記者会見する日本製薬工業協会の畑中好彦会長(16日、東京都中央区)

畑中会長が矛先を向けた薬価制度は医薬品の公定価格を決めるもので、製薬会社にとって最も重要な政策だ。抜本改革では新薬の価格を維持する「新薬創出加算」の縮小、薬価の毎年改定、費用対効果を織り込んだ仕組みの導入などが柱となった。

業界が特に問題視しているのは新薬創出加算の見直しだ。制度の変更により、現在、約820ある対象品目が約540にまで絞られるうえ、加算を全額受けることのできる企業を上位25%に限定することなどが決まった。

これに対し畑中会長は「あくまでも対象品目の拡大を求めていく」として制度の見直しを強く要望する考えだ。具体的には、4月には間に合わないとしながらも「各社に対してそろそろ対象品目かどうかの返答が厚生労働省からある。

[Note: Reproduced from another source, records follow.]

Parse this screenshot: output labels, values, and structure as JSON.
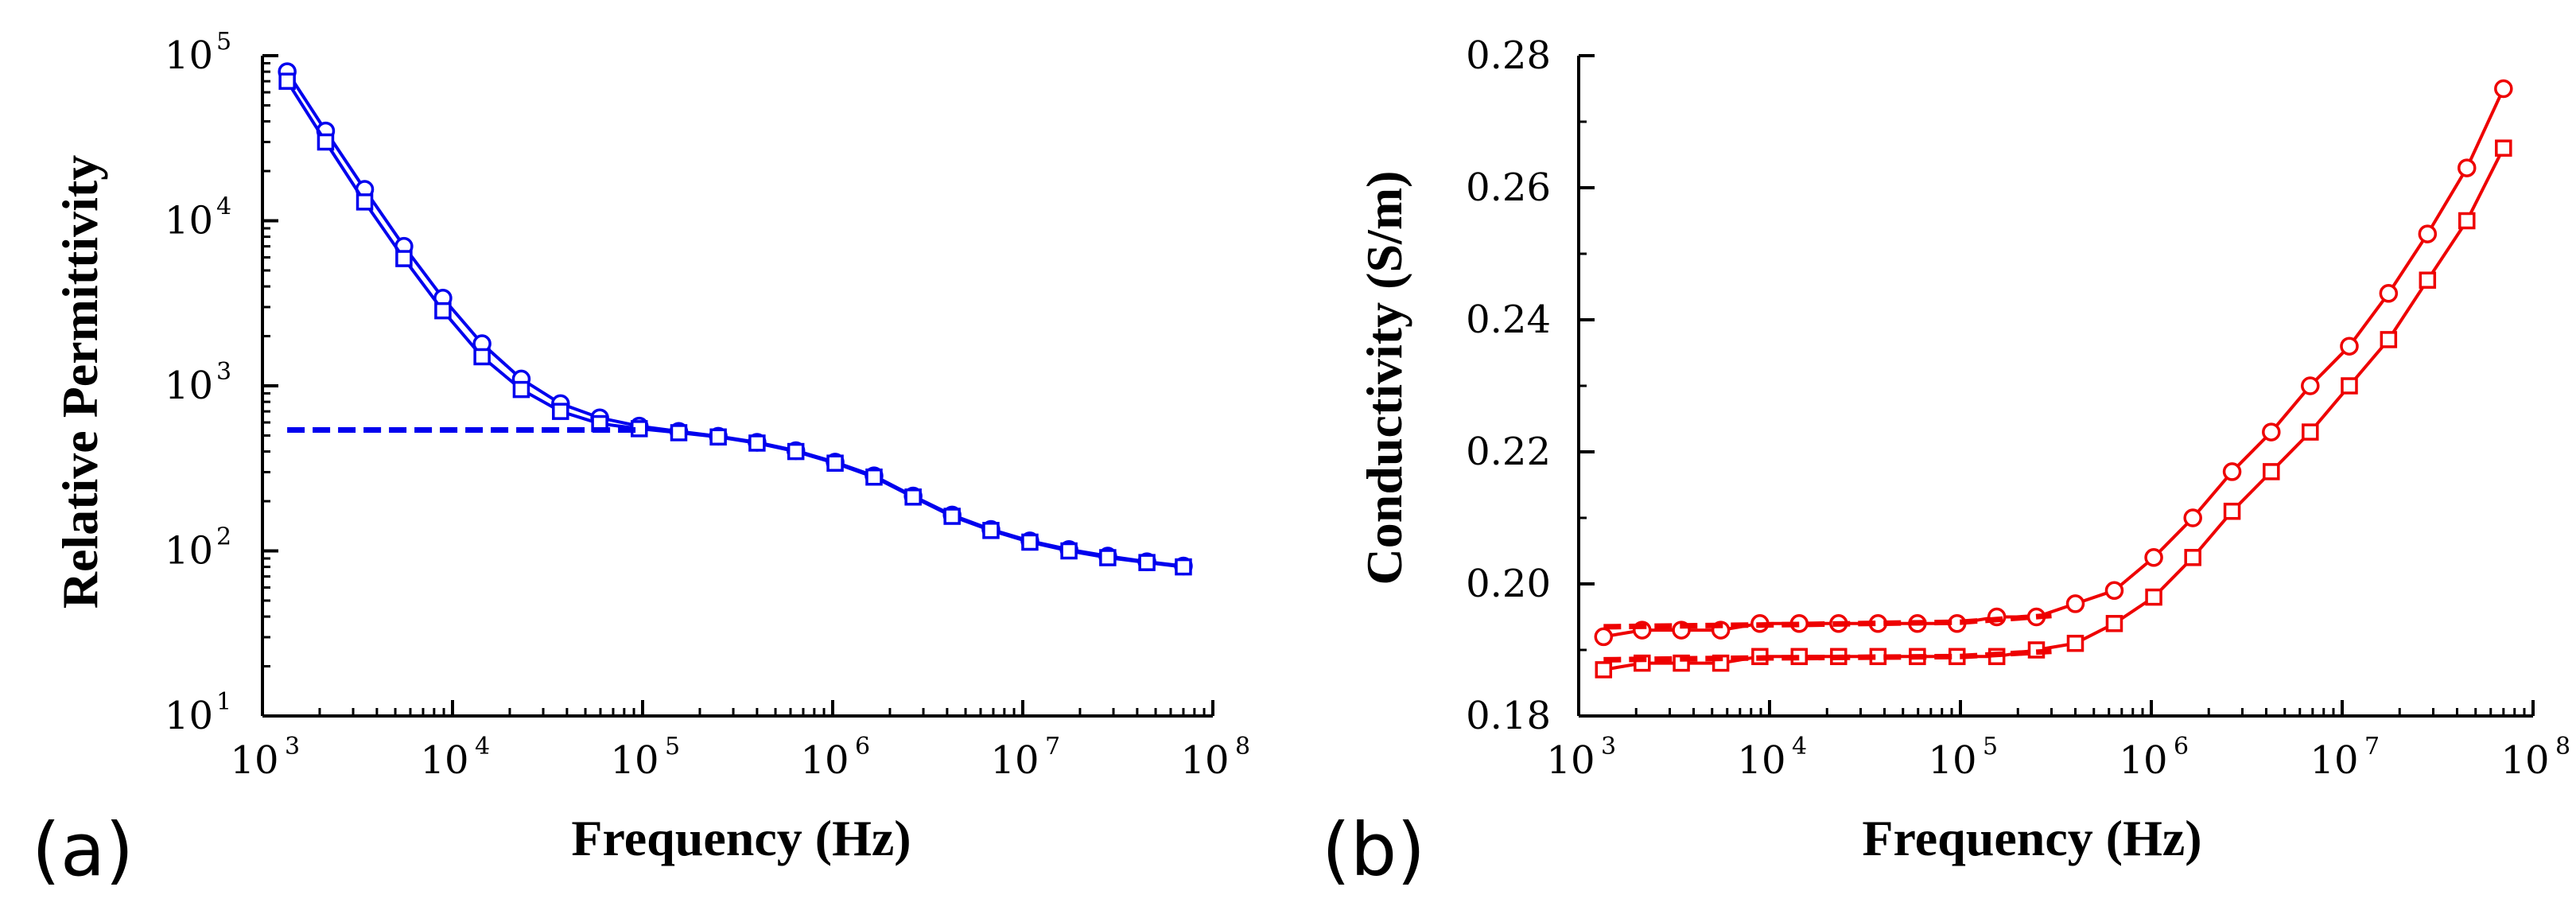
{
  "chart_data": [
    {
      "panel_label": "(a)",
      "type": "line",
      "xscale": "log",
      "yscale": "log",
      "xlabel": "Frequency (Hz)",
      "ylabel": "Relative Permittivity",
      "xlim": [
        1000,
        100000000
      ],
      "ylim": [
        10,
        100000
      ],
      "xticks": [
        {
          "base": "10",
          "exp": "3"
        },
        {
          "base": "10",
          "exp": "4"
        },
        {
          "base": "10",
          "exp": "5"
        },
        {
          "base": "10",
          "exp": "6"
        },
        {
          "base": "10",
          "exp": "7"
        },
        {
          "base": "10",
          "exp": "8"
        }
      ],
      "yticks": [
        {
          "base": "10",
          "exp": "1"
        },
        {
          "base": "10",
          "exp": "2"
        },
        {
          "base": "10",
          "exp": "3"
        },
        {
          "base": "10",
          "exp": "4"
        },
        {
          "base": "10",
          "exp": "5"
        }
      ],
      "color": "#0000ee",
      "series": [
        {
          "name": "circles",
          "marker": "circle",
          "style": "solid",
          "x": [
            1350,
            2150,
            3450,
            5550,
            8900,
            14300,
            23000,
            37000,
            59500,
            96000,
            155000,
            250000,
            400000,
            640000,
            1030000,
            1650000,
            2650000,
            4250000,
            6800000,
            10900000,
            17500000,
            28000000,
            45000000,
            70000000
          ],
          "y": [
            80000,
            35000,
            15500,
            7000,
            3400,
            1800,
            1100,
            780,
            640,
            570,
            530,
            495,
            455,
            405,
            345,
            285,
            215,
            165,
            135,
            115,
            102,
            93,
            86,
            81
          ]
        },
        {
          "name": "squares",
          "marker": "square",
          "style": "solid",
          "x": [
            1350,
            2150,
            3450,
            5550,
            8900,
            14300,
            23000,
            37000,
            59500,
            96000,
            155000,
            250000,
            400000,
            640000,
            1030000,
            1650000,
            2650000,
            4250000,
            6800000,
            10900000,
            17500000,
            28000000,
            45000000,
            70000000
          ],
          "y": [
            70000,
            30000,
            13000,
            5900,
            2850,
            1500,
            950,
            700,
            590,
            550,
            520,
            490,
            450,
            400,
            340,
            280,
            212,
            162,
            133,
            113,
            100,
            91,
            85,
            80
          ]
        },
        {
          "name": "fit-dashed",
          "marker": "none",
          "style": "dashed",
          "x": [
            1350,
            10000,
            50000,
            100000
          ],
          "y": [
            540,
            540,
            540,
            540
          ]
        }
      ]
    },
    {
      "panel_label": "(b)",
      "type": "line",
      "xscale": "log",
      "yscale": "linear",
      "xlabel": "Frequency (Hz)",
      "ylabel": "Conductivity (S/m)",
      "xlim": [
        1000,
        100000000
      ],
      "ylim": [
        0.18,
        0.28
      ],
      "xticks": [
        {
          "base": "10",
          "exp": "3"
        },
        {
          "base": "10",
          "exp": "4"
        },
        {
          "base": "10",
          "exp": "5"
        },
        {
          "base": "10",
          "exp": "6"
        },
        {
          "base": "10",
          "exp": "7"
        },
        {
          "base": "10",
          "exp": "8"
        }
      ],
      "yticks": [
        "0.18",
        "0.20",
        "0.22",
        "0.24",
        "0.26",
        "0.28"
      ],
      "color": "#ee0000",
      "series": [
        {
          "name": "circles",
          "marker": "circle",
          "style": "solid",
          "x": [
            1350,
            2150,
            3450,
            5550,
            8900,
            14300,
            23000,
            37000,
            59500,
            96000,
            155000,
            250000,
            400000,
            640000,
            1030000,
            1650000,
            2650000,
            4250000,
            6800000,
            10900000,
            17500000,
            28000000,
            45000000,
            70000000
          ],
          "y": [
            0.192,
            0.193,
            0.193,
            0.193,
            0.194,
            0.194,
            0.194,
            0.194,
            0.194,
            0.194,
            0.195,
            0.195,
            0.197,
            0.199,
            0.204,
            0.21,
            0.217,
            0.223,
            0.23,
            0.236,
            0.244,
            0.253,
            0.263,
            0.275
          ]
        },
        {
          "name": "squares",
          "marker": "square",
          "style": "solid",
          "x": [
            1350,
            2150,
            3450,
            5550,
            8900,
            14300,
            23000,
            37000,
            59500,
            96000,
            155000,
            250000,
            400000,
            640000,
            1030000,
            1650000,
            2650000,
            4250000,
            6800000,
            10900000,
            17500000,
            28000000,
            45000000,
            70000000
          ],
          "y": [
            0.187,
            0.188,
            0.188,
            0.188,
            0.189,
            0.189,
            0.189,
            0.189,
            0.189,
            0.189,
            0.189,
            0.19,
            0.191,
            0.194,
            0.198,
            0.204,
            0.211,
            0.217,
            0.223,
            0.23,
            0.237,
            0.246,
            0.255,
            0.266
          ]
        },
        {
          "name": "fit-dashed-circles",
          "marker": "none",
          "style": "dashed",
          "x": [
            1350,
            10000,
            100000,
            300000
          ],
          "y": [
            0.1935,
            0.1938,
            0.1942,
            0.1952
          ]
        },
        {
          "name": "fit-dashed-squares",
          "marker": "none",
          "style": "dashed",
          "x": [
            1350,
            10000,
            100000,
            300000
          ],
          "y": [
            0.1885,
            0.1888,
            0.189,
            0.1898
          ]
        }
      ]
    }
  ]
}
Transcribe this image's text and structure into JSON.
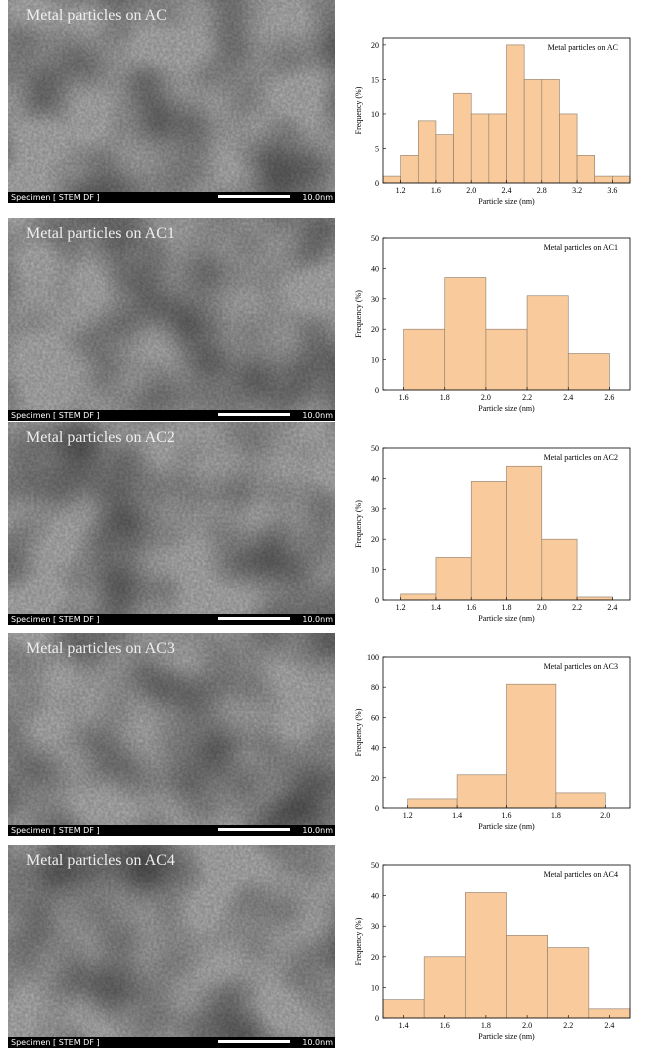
{
  "images": [
    {
      "title": "Metal particles on AC",
      "specimen": "Specimen [ STEM DF ]",
      "scale": "10.0nm"
    },
    {
      "title": "Metal particles on AC1",
      "specimen": "Specimen [ STEM DF ]",
      "scale": "10.0nm"
    },
    {
      "title": "Metal particles on AC2",
      "specimen": "Specimen [ STEM DF ]",
      "scale": "10.0nm"
    },
    {
      "title": "Metal particles on AC3",
      "specimen": "Specimen [ STEM DF ]",
      "scale": "10.0nm"
    },
    {
      "title": "Metal particles on AC4",
      "specimen": "Specimen [ STEM DF ]",
      "scale": "10.0nm"
    }
  ],
  "chart_data": [
    {
      "type": "histogram",
      "title": "Metal particles on AC",
      "x_label": "Particle size (nm)",
      "y_label": "Frequency (%)",
      "color": "#f9cb9c",
      "bins": [
        1.0,
        1.2,
        1.4,
        1.6,
        1.8,
        2.0,
        2.2,
        2.4,
        2.6,
        2.8,
        3.0,
        3.2,
        3.4,
        3.6,
        3.8
      ],
      "values": [
        1,
        4,
        9,
        7,
        13,
        10,
        10,
        20,
        15,
        15,
        10,
        4,
        1,
        1
      ],
      "xlim": [
        1.0,
        3.8
      ],
      "xticks": [
        1.2,
        1.6,
        {
          "value": 2,
          "label": "2.0"
        },
        2.4,
        2.8,
        3.2,
        3.6
      ],
      "ylim": [
        0,
        21
      ],
      "yticks": [
        0,
        5,
        10,
        15,
        20
      ]
    },
    {
      "type": "histogram",
      "title": "Metal particles on AC1",
      "x_label": "Particle size (nm)",
      "y_label": "Frequency (%)",
      "color": "#f9cb9c",
      "bins": [
        1.6,
        1.8,
        2.0,
        2.2,
        2.4,
        2.6
      ],
      "values": [
        20,
        37,
        20,
        31,
        12
      ],
      "xlim": [
        1.5,
        2.7
      ],
      "xticks": [
        1.6,
        1.8,
        {
          "value": 2,
          "label": "2.0"
        },
        2.2,
        2.4,
        2.6
      ],
      "ylim": [
        0,
        50
      ],
      "yticks": [
        0,
        10,
        20,
        30,
        40,
        50
      ]
    },
    {
      "type": "histogram",
      "title": "Metal particles on AC2",
      "x_label": "Particle size (nm)",
      "y_label": "Frequency (%)",
      "color": "#f9cb9c",
      "bins": [
        1.2,
        1.4,
        1.6,
        1.8,
        2.0,
        2.2,
        2.4
      ],
      "values": [
        2,
        14,
        39,
        44,
        20,
        1
      ],
      "xlim": [
        1.1,
        2.5
      ],
      "xticks": [
        1.2,
        1.4,
        1.6,
        1.8,
        {
          "value": 2,
          "label": "2.0"
        },
        2.2,
        2.4
      ],
      "ylim": [
        0,
        50
      ],
      "yticks": [
        0,
        10,
        20,
        30,
        40,
        50
      ]
    },
    {
      "type": "histogram",
      "title": "Metal particles on AC3",
      "x_label": "Particle size (nm)",
      "y_label": "Frequency (%)",
      "color": "#f9cb9c",
      "bins": [
        1.2,
        1.4,
        1.6,
        1.8,
        2.0
      ],
      "values": [
        6,
        22,
        82,
        10
      ],
      "xlim": [
        1.1,
        2.1
      ],
      "xticks": [
        1.2,
        1.4,
        1.6,
        1.8,
        {
          "value": 2,
          "label": "2.0"
        }
      ],
      "ylim": [
        0,
        100
      ],
      "yticks": [
        0,
        20,
        40,
        60,
        80,
        100
      ]
    },
    {
      "type": "histogram",
      "title": "Metal particles on AC4",
      "x_label": "Particle size (nm)",
      "y_label": "Frequency (%)",
      "color": "#f9cb9c",
      "bins": [
        1.3,
        1.5,
        1.7,
        1.9,
        2.1,
        2.3,
        2.5
      ],
      "values": [
        6,
        20,
        41,
        27,
        23,
        3
      ],
      "xlim": [
        1.3,
        2.5
      ],
      "xticks": [
        1.4,
        1.6,
        1.8,
        {
          "value": 2,
          "label": "2.0"
        },
        2.2,
        2.4
      ],
      "ylim": [
        0,
        50
      ],
      "yticks": [
        0,
        10,
        20,
        30,
        40,
        50
      ]
    }
  ]
}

これをまとめて線引きのやり方がおかしい、などといったことを訴えていく」とした。

社会保障費の増大を抑えながら、革新的な医薬品をどう創出するのか。畑中会長は「薬価のみで財政を調整するというのはすでに限界に来ている」と強調する。医師の取り分である診療報酬の本体部分などと合わせて全体的な議論が必要との主張だ。